Semantic Caching: Run the RAG Pipeline Only Once for Semantically Similar Queries

TL;DR Caching doesn't have to match exact query strings -- semantically similar questions can hit the cache too, skipping the entire RAG pipeline execution.

#rag #semantic-cache #caching #vector-search #performance

Table of Contents

How It Works
Choosing the Threshold
Cache Storage
Privacy Considerations
Impact on Cache Hit Rate
Position in the Pipeline
Overall Takeaway
References

🌏 中文版

Traditional caching matches exact strings: “How many routes are at Longdong” and “How many routes does Longdong have” are treated as two different queries, each triggering a full RAG pipeline execution.

Semantic Caching uses vector similarity for matching: if two queries have embeddings close enough to each other, they are treated as the same question, and the cached result is returned directly.

How It Works

async function checkSemanticCache(
  queryVector: number[],
  db: D1Database,
  kv: KVNamespace,
  threshold = 0.95
): Promise<CachedResult | null> {

  // Retrieve all cached embeddings from KV
  const cached = await getCachedEmbeddings(kv);

  for (const entry of cached) {
    const similarity = cosineSimilarity(queryVector, entry.embedding);

    if (similarity >= threshold) {
      return entry.result; // Cache hit
    }
  }

  return null; // Cache miss
}

Cache hit → skip all 17 pipeline steps, return the result directly. Latency drops from 5-8 seconds to < 100 milliseconds.

Choosing the Threshold

A cosine similarity of 0.95 seems high, but it’s reasonable in semantic space:

Similarity	Semantic Relationship
1.0	Identical sentences
0.98-0.99	Nearly identical phrasing, differing only in particles
0.95-0.97	Semantically equivalent, different expressions
0.90-0.94	Related but with notable differences
< 0.90	Significantly different

0.95 allows “How many routes are at Longdong” and “How many routes does Longdong have” to hit the same cache, but prevents “How many routes are at Longdong” and “What is the hardest route at Longdong” from being conflated.
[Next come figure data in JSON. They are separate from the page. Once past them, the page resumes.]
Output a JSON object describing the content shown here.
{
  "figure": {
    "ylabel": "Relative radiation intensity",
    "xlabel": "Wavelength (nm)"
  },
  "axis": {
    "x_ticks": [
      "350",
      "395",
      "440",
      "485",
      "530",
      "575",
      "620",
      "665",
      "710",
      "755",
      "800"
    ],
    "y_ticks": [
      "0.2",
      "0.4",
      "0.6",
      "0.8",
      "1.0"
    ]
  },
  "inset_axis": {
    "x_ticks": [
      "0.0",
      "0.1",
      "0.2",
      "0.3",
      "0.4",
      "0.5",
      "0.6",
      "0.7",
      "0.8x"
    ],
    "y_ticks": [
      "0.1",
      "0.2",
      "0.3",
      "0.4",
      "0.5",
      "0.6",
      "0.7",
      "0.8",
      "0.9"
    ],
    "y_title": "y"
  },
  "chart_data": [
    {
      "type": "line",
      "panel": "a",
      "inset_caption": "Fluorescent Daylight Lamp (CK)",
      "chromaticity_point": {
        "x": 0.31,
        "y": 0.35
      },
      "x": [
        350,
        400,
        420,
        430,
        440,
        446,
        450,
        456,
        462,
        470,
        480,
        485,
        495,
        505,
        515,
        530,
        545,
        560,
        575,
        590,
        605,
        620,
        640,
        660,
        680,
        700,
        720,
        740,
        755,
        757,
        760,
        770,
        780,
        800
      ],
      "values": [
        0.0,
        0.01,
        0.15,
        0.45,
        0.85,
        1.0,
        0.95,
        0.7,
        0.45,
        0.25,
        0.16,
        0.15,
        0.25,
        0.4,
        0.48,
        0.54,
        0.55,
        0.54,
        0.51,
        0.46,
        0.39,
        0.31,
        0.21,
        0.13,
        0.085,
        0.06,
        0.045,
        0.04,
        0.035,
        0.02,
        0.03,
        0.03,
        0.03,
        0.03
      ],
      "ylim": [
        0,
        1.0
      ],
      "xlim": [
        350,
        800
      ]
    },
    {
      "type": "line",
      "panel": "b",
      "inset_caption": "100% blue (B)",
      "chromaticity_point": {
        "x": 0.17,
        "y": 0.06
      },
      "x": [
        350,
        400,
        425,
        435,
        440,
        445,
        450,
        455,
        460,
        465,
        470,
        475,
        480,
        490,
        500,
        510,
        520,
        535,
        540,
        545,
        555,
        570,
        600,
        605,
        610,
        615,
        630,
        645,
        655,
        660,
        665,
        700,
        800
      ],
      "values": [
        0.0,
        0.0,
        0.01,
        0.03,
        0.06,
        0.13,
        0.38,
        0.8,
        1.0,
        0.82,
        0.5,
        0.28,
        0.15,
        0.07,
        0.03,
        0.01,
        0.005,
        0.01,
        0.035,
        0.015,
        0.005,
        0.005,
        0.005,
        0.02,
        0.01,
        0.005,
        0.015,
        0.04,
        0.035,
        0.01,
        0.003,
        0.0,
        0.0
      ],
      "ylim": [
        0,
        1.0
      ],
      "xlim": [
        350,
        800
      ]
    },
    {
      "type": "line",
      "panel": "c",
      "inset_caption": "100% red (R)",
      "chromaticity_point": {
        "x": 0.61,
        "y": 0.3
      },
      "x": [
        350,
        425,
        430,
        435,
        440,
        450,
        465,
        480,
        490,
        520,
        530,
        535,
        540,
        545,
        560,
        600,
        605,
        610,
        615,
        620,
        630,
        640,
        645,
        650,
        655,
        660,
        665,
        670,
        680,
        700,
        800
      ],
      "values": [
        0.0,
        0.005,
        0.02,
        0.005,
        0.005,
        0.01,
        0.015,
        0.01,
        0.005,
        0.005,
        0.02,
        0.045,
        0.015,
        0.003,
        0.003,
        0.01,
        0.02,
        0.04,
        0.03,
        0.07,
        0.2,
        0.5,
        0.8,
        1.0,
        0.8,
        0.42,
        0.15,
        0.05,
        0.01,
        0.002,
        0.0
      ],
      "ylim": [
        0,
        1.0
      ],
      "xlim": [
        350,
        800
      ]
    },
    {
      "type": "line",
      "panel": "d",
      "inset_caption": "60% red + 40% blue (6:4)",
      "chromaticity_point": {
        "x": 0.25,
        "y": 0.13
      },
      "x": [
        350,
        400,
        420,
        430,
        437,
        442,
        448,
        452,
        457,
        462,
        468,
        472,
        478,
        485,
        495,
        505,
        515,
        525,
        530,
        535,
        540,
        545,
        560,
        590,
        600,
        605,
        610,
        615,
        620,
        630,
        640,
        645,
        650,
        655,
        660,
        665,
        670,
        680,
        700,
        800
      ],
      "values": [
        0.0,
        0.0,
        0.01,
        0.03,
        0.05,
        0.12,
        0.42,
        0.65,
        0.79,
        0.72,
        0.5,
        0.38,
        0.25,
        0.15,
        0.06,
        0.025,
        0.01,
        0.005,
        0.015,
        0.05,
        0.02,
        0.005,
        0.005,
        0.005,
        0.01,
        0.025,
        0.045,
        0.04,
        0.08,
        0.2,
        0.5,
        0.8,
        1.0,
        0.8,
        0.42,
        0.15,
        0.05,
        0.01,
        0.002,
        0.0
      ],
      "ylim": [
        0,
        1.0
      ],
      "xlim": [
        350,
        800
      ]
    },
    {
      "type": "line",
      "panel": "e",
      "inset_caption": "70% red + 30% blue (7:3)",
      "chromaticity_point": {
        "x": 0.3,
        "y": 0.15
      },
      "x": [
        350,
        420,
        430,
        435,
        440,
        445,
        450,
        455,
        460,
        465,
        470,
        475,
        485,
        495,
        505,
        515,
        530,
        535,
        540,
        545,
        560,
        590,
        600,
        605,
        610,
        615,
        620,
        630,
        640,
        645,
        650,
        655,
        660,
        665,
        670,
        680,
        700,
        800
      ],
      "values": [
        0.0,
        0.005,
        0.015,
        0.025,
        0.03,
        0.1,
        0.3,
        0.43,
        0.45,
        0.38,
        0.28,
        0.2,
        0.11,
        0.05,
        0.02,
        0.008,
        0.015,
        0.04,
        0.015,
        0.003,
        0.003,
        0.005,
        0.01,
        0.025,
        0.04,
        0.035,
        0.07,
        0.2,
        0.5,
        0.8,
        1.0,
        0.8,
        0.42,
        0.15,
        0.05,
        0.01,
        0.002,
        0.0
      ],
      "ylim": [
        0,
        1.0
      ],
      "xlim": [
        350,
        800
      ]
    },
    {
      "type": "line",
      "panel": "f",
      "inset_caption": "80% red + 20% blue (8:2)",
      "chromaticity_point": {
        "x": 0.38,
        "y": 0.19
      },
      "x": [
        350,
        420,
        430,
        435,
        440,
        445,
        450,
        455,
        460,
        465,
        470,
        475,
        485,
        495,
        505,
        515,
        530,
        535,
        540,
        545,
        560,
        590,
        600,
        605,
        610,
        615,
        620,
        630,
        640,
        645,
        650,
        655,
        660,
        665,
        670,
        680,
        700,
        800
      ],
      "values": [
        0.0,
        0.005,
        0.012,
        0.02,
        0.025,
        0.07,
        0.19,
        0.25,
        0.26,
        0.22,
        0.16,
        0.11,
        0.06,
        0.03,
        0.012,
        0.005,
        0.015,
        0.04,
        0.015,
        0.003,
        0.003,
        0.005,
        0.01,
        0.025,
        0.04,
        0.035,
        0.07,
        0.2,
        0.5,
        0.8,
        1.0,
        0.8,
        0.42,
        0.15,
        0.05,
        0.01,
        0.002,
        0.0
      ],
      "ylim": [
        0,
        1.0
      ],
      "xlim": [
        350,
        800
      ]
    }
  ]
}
This value can be dynamically adjusted via ai_config to find the optimal balance between cache hit rate and accuracy.

Cache Storage

Cloudflare KV is used for cache storage:

await kv.put(
  `semantic_cache:${queryHash}`,
  JSON.stringify({
    embedding: queryVector,
    result: response,
    createdAt: Date.now(),
  }),
  { expirationTtl: 3600 } // TTL: 1 hour
);

A 1-hour TTL is a deliberate tradeoff:

Too short → low cache hit rate, minimal savings
Too long → cache may become stale after data updates (routes modified, new routes added)
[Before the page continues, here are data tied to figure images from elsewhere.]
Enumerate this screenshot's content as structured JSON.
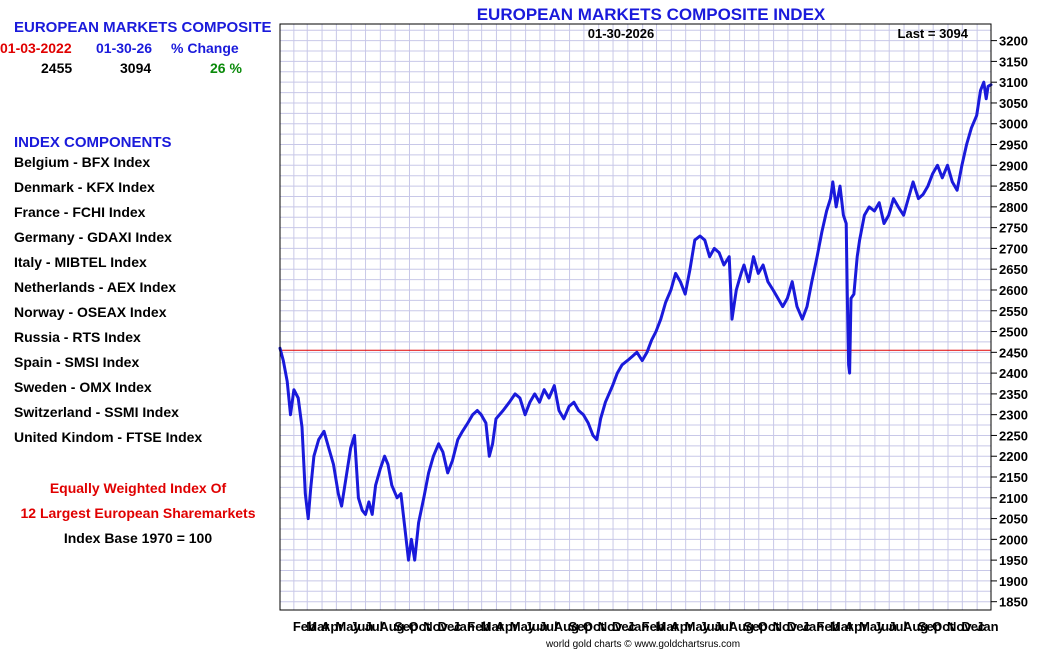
{
  "summary": {
    "title": "EUROPEAN MARKETS COMPOSITE",
    "start_label": "01-03-2022",
    "end_label": "01-30-26",
    "change_label": "% Change",
    "start_value": "2455",
    "end_value": "3094",
    "change_value": "26 %"
  },
  "components": {
    "title": "INDEX COMPONENTS",
    "items": [
      "Belgium - BFX Index",
      "Denmark - KFX Index",
      "France - FCHI Index",
      "Germany - GDAXI Index",
      "Italy - MIBTEL Index",
      "Netherlands - AEX Index",
      "Norway - OSEAX Index",
      "Russia - RTS Index",
      "Spain - SMSI Index",
      "Sweden - OMX Index",
      "Switzerland - SSMI Index",
      "United Kindom - FTSE Index"
    ]
  },
  "notes": {
    "line1": "Equally Weighted Index Of",
    "line2": "12 Largest European Sharemarkets",
    "line3": "Index Base 1970 = 100"
  },
  "colors": {
    "series": "#1a1adb",
    "reference": "#e00000",
    "grid": "#c8c8e8",
    "positive": "#0a8a0a"
  },
  "chart_data": {
    "type": "line",
    "title": "EUROPEAN MARKETS COMPOSITE INDEX",
    "date_label": "01-30-2026",
    "last_label": "Last = 3094",
    "credit": "world gold charts © www.goldchartsrus.com",
    "ylim": [
      1830,
      3240
    ],
    "yticks": [
      1850,
      1900,
      1950,
      2000,
      2050,
      2100,
      2150,
      2200,
      2250,
      2300,
      2350,
      2400,
      2450,
      2500,
      2550,
      2600,
      2650,
      2700,
      2750,
      2800,
      2850,
      2900,
      2950,
      3000,
      3050,
      3100,
      3150,
      3200
    ],
    "xlim": [
      "2022-01-03",
      "2026-01-30"
    ],
    "xticks": [
      {
        "label": "Feb",
        "date": "2022-02-01"
      },
      {
        "label": "Mar",
        "date": "2022-03-01"
      },
      {
        "label": "Apr",
        "date": "2022-04-01"
      },
      {
        "label": "May",
        "date": "2022-05-01"
      },
      {
        "label": "Jun",
        "date": "2022-06-01"
      },
      {
        "label": "Jul",
        "date": "2022-07-01"
      },
      {
        "label": "Aug",
        "date": "2022-08-01"
      },
      {
        "label": "Sep",
        "date": "2022-09-01"
      },
      {
        "label": "Oct",
        "date": "2022-10-01"
      },
      {
        "label": "Nov",
        "date": "2022-11-01"
      },
      {
        "label": "Dec",
        "date": "2022-12-01"
      },
      {
        "label": "Jan",
        "date": "2023-01-01"
      },
      {
        "label": "Feb",
        "date": "2023-02-01"
      },
      {
        "label": "Mar",
        "date": "2023-03-01"
      },
      {
        "label": "Apr",
        "date": "2023-04-01"
      },
      {
        "label": "May",
        "date": "2023-05-01"
      },
      {
        "label": "Jun",
        "date": "2023-06-01"
      },
      {
        "label": "Jul",
        "date": "2023-07-01"
      },
      {
        "label": "Aug",
        "date": "2023-08-01"
      },
      {
        "label": "Sep",
        "date": "2023-09-01"
      },
      {
        "label": "Oct",
        "date": "2023-10-01"
      },
      {
        "label": "Nov",
        "date": "2023-11-01"
      },
      {
        "label": "Dec",
        "date": "2023-12-01"
      },
      {
        "label": "Jan",
        "date": "2024-01-01"
      },
      {
        "label": "Feb",
        "date": "2024-02-01"
      },
      {
        "label": "Mar",
        "date": "2024-03-01"
      },
      {
        "label": "Apr",
        "date": "2024-04-01"
      },
      {
        "label": "May",
        "date": "2024-05-01"
      },
      {
        "label": "Jun",
        "date": "2024-06-01"
      },
      {
        "label": "Jul",
        "date": "2024-07-01"
      },
      {
        "label": "Aug",
        "date": "2024-08-01"
      },
      {
        "label": "Sep",
        "date": "2024-09-01"
      },
      {
        "label": "Oct",
        "date": "2024-10-01"
      },
      {
        "label": "Nov",
        "date": "2024-11-01"
      },
      {
        "label": "Dec",
        "date": "2024-12-01"
      },
      {
        "label": "Jan",
        "date": "2025-01-01"
      },
      {
        "label": "Feb",
        "date": "2025-02-01"
      },
      {
        "label": "Mar",
        "date": "2025-03-01"
      },
      {
        "label": "Apr",
        "date": "2025-04-01"
      },
      {
        "label": "May",
        "date": "2025-05-01"
      },
      {
        "label": "Jun",
        "date": "2025-06-01"
      },
      {
        "label": "Jul",
        "date": "2025-07-01"
      },
      {
        "label": "Aug",
        "date": "2025-08-01"
      },
      {
        "label": "Sep",
        "date": "2025-09-01"
      },
      {
        "label": "Oct",
        "date": "2025-10-01"
      },
      {
        "label": "Nov",
        "date": "2025-11-01"
      },
      {
        "label": "Dec",
        "date": "2025-12-01"
      },
      {
        "label": "Jan",
        "date": "2026-01-01"
      }
    ],
    "reference_line": 2455,
    "grid": true,
    "series": [
      {
        "points": [
          [
            "2022-01-03",
            2460
          ],
          [
            "2022-01-10",
            2430
          ],
          [
            "2022-01-18",
            2380
          ],
          [
            "2022-01-25",
            2300
          ],
          [
            "2022-02-01",
            2360
          ],
          [
            "2022-02-10",
            2340
          ],
          [
            "2022-02-18",
            2270
          ],
          [
            "2022-02-25",
            2110
          ],
          [
            "2022-03-03",
            2050
          ],
          [
            "2022-03-08",
            2120
          ],
          [
            "2022-03-15",
            2200
          ],
          [
            "2022-03-25",
            2240
          ],
          [
            "2022-04-05",
            2260
          ],
          [
            "2022-04-15",
            2220
          ],
          [
            "2022-04-25",
            2180
          ],
          [
            "2022-05-05",
            2110
          ],
          [
            "2022-05-12",
            2080
          ],
          [
            "2022-05-20",
            2140
          ],
          [
            "2022-05-31",
            2220
          ],
          [
            "2022-06-08",
            2250
          ],
          [
            "2022-06-16",
            2100
          ],
          [
            "2022-06-24",
            2070
          ],
          [
            "2022-07-01",
            2060
          ],
          [
            "2022-07-08",
            2090
          ],
          [
            "2022-07-15",
            2060
          ],
          [
            "2022-07-22",
            2130
          ],
          [
            "2022-08-01",
            2170
          ],
          [
            "2022-08-10",
            2200
          ],
          [
            "2022-08-17",
            2180
          ],
          [
            "2022-08-25",
            2130
          ],
          [
            "2022-09-05",
            2100
          ],
          [
            "2022-09-13",
            2110
          ],
          [
            "2022-09-22",
            2020
          ],
          [
            "2022-09-29",
            1950
          ],
          [
            "2022-10-05",
            2000
          ],
          [
            "2022-10-12",
            1950
          ],
          [
            "2022-10-20",
            2040
          ],
          [
            "2022-10-31",
            2100
          ],
          [
            "2022-11-10",
            2160
          ],
          [
            "2022-11-20",
            2200
          ],
          [
            "2022-12-01",
            2230
          ],
          [
            "2022-12-10",
            2210
          ],
          [
            "2022-12-20",
            2160
          ],
          [
            "2022-12-30",
            2190
          ],
          [
            "2023-01-10",
            2240
          ],
          [
            "2023-01-20",
            2260
          ],
          [
            "2023-01-31",
            2280
          ],
          [
            "2023-02-10",
            2300
          ],
          [
            "2023-02-20",
            2310
          ],
          [
            "2023-02-28",
            2300
          ],
          [
            "2023-03-10",
            2280
          ],
          [
            "2023-03-17",
            2200
          ],
          [
            "2023-03-24",
            2230
          ],
          [
            "2023-03-31",
            2290
          ],
          [
            "2023-04-15",
            2310
          ],
          [
            "2023-04-28",
            2330
          ],
          [
            "2023-05-10",
            2350
          ],
          [
            "2023-05-20",
            2340
          ],
          [
            "2023-05-31",
            2300
          ],
          [
            "2023-06-10",
            2330
          ],
          [
            "2023-06-20",
            2350
          ],
          [
            "2023-06-30",
            2330
          ],
          [
            "2023-07-10",
            2360
          ],
          [
            "2023-07-20",
            2340
          ],
          [
            "2023-07-31",
            2370
          ],
          [
            "2023-08-10",
            2310
          ],
          [
            "2023-08-20",
            2290
          ],
          [
            "2023-08-31",
            2320
          ],
          [
            "2023-09-10",
            2330
          ],
          [
            "2023-09-20",
            2310
          ],
          [
            "2023-09-30",
            2300
          ],
          [
            "2023-10-10",
            2280
          ],
          [
            "2023-10-20",
            2250
          ],
          [
            "2023-10-28",
            2240
          ],
          [
            "2023-11-05",
            2290
          ],
          [
            "2023-11-15",
            2330
          ],
          [
            "2023-11-30",
            2370
          ],
          [
            "2023-12-10",
            2400
          ],
          [
            "2023-12-20",
            2420
          ],
          [
            "2023-12-31",
            2430
          ],
          [
            "2024-01-10",
            2440
          ],
          [
            "2024-01-20",
            2450
          ],
          [
            "2024-01-31",
            2430
          ],
          [
            "2024-02-10",
            2450
          ],
          [
            "2024-02-20",
            2480
          ],
          [
            "2024-02-29",
            2500
          ],
          [
            "2024-03-10",
            2530
          ],
          [
            "2024-03-20",
            2570
          ],
          [
            "2024-03-31",
            2600
          ],
          [
            "2024-04-10",
            2640
          ],
          [
            "2024-04-20",
            2620
          ],
          [
            "2024-04-30",
            2590
          ],
          [
            "2024-05-10",
            2650
          ],
          [
            "2024-05-20",
            2720
          ],
          [
            "2024-05-31",
            2730
          ],
          [
            "2024-06-10",
            2720
          ],
          [
            "2024-06-20",
            2680
          ],
          [
            "2024-06-30",
            2700
          ],
          [
            "2024-07-10",
            2690
          ],
          [
            "2024-07-20",
            2660
          ],
          [
            "2024-07-31",
            2680
          ],
          [
            "2024-08-06",
            2530
          ],
          [
            "2024-08-15",
            2600
          ],
          [
            "2024-08-25",
            2640
          ],
          [
            "2024-08-31",
            2660
          ],
          [
            "2024-09-10",
            2620
          ],
          [
            "2024-09-20",
            2680
          ],
          [
            "2024-09-30",
            2640
          ],
          [
            "2024-10-10",
            2660
          ],
          [
            "2024-10-20",
            2620
          ],
          [
            "2024-10-31",
            2600
          ],
          [
            "2024-11-10",
            2580
          ],
          [
            "2024-11-20",
            2560
          ],
          [
            "2024-11-30",
            2580
          ],
          [
            "2024-12-10",
            2620
          ],
          [
            "2024-12-20",
            2560
          ],
          [
            "2024-12-31",
            2530
          ],
          [
            "2025-01-10",
            2560
          ],
          [
            "2025-01-20",
            2620
          ],
          [
            "2025-01-31",
            2680
          ],
          [
            "2025-02-10",
            2740
          ],
          [
            "2025-02-20",
            2790
          ],
          [
            "2025-02-28",
            2820
          ],
          [
            "2025-03-05",
            2860
          ],
          [
            "2025-03-12",
            2800
          ],
          [
            "2025-03-20",
            2850
          ],
          [
            "2025-03-27",
            2780
          ],
          [
            "2025-04-02",
            2760
          ],
          [
            "2025-04-04",
            2600
          ],
          [
            "2025-04-07",
            2420
          ],
          [
            "2025-04-09",
            2400
          ],
          [
            "2025-04-12",
            2580
          ],
          [
            "2025-04-18",
            2590
          ],
          [
            "2025-04-25",
            2680
          ],
          [
            "2025-04-30",
            2720
          ],
          [
            "2025-05-10",
            2780
          ],
          [
            "2025-05-20",
            2800
          ],
          [
            "2025-05-31",
            2790
          ],
          [
            "2025-06-10",
            2810
          ],
          [
            "2025-06-20",
            2760
          ],
          [
            "2025-06-30",
            2780
          ],
          [
            "2025-07-10",
            2820
          ],
          [
            "2025-07-20",
            2800
          ],
          [
            "2025-07-31",
            2780
          ],
          [
            "2025-08-10",
            2820
          ],
          [
            "2025-08-20",
            2860
          ],
          [
            "2025-08-31",
            2820
          ],
          [
            "2025-09-10",
            2830
          ],
          [
            "2025-09-20",
            2850
          ],
          [
            "2025-09-30",
            2880
          ],
          [
            "2025-10-10",
            2900
          ],
          [
            "2025-10-20",
            2870
          ],
          [
            "2025-10-31",
            2900
          ],
          [
            "2025-11-10",
            2860
          ],
          [
            "2025-11-20",
            2840
          ],
          [
            "2025-11-30",
            2900
          ],
          [
            "2025-12-10",
            2950
          ],
          [
            "2025-12-20",
            2990
          ],
          [
            "2025-12-31",
            3020
          ],
          [
            "2026-01-08",
            3080
          ],
          [
            "2026-01-15",
            3100
          ],
          [
            "2026-01-20",
            3060
          ],
          [
            "2026-01-24",
            3090
          ],
          [
            "2026-01-30",
            3094
          ]
        ]
      }
    ]
  }
}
Climbing route information is relatively stable, so 1 hour is reasonable. If a major data update occurs, the cache can be cleared manually.

Privacy Considerations

Queries from logged-in users are not cached.

Personalized query results depend on user-specific data (climbing level, history, preferences). Caching the same question for different users would return incorrect personalized results:

User A asks “recommend routes for me” → returns 5.10 routes
User B (advanced climber) asks the same question → also returns 5.10 → incorrect

Anonymous queries (general questions from non-logged-in users) don’t have this issue and can be safely cached.

Impact on Cache Hit Rate

Cache hit rate depends on:

User behavior patterns: climbing communities have common high-frequency questions (“What routes are at Longdong”, “What’s the difference between bouldering and sport climbing”)
Threshold setting: lower → easier to hit, but may return imprecise answers
TTL setting: longer → larger cache pool, higher hit rate

In an early-stage climbing community with a concentrated user base, there is high overlap in frequently asked questions, making semantic caching highly effective.

Position in the Pipeline

Semantic Cache is the first step in the pipeline, executed before all other steps:

Request
  ↓
[Semantic Cache Check] ← if hit, return immediately
  ↓ (miss)
[Query Classification]
  ↓
[... remaining 17 steps ...]

The cached response includes the complete query_id, sources, and quota_info, ensuring a consistent frontend experience — users cannot tell whether a result is cached or freshly generated.

Overall Takeaway

Semantic Caching is one of the lowest-cost, highest-impact performance optimizations in a RAG system. The implementation is simple (a single vector comparison), the effect is dramatic (latency drops from seconds to milliseconds), and the improvement in user experience is immediate.

The only considerations are privacy (don’t cache personalized queries) and TTL settings (data update frequency). In every other respect, this is an optimization with virtually no downsides.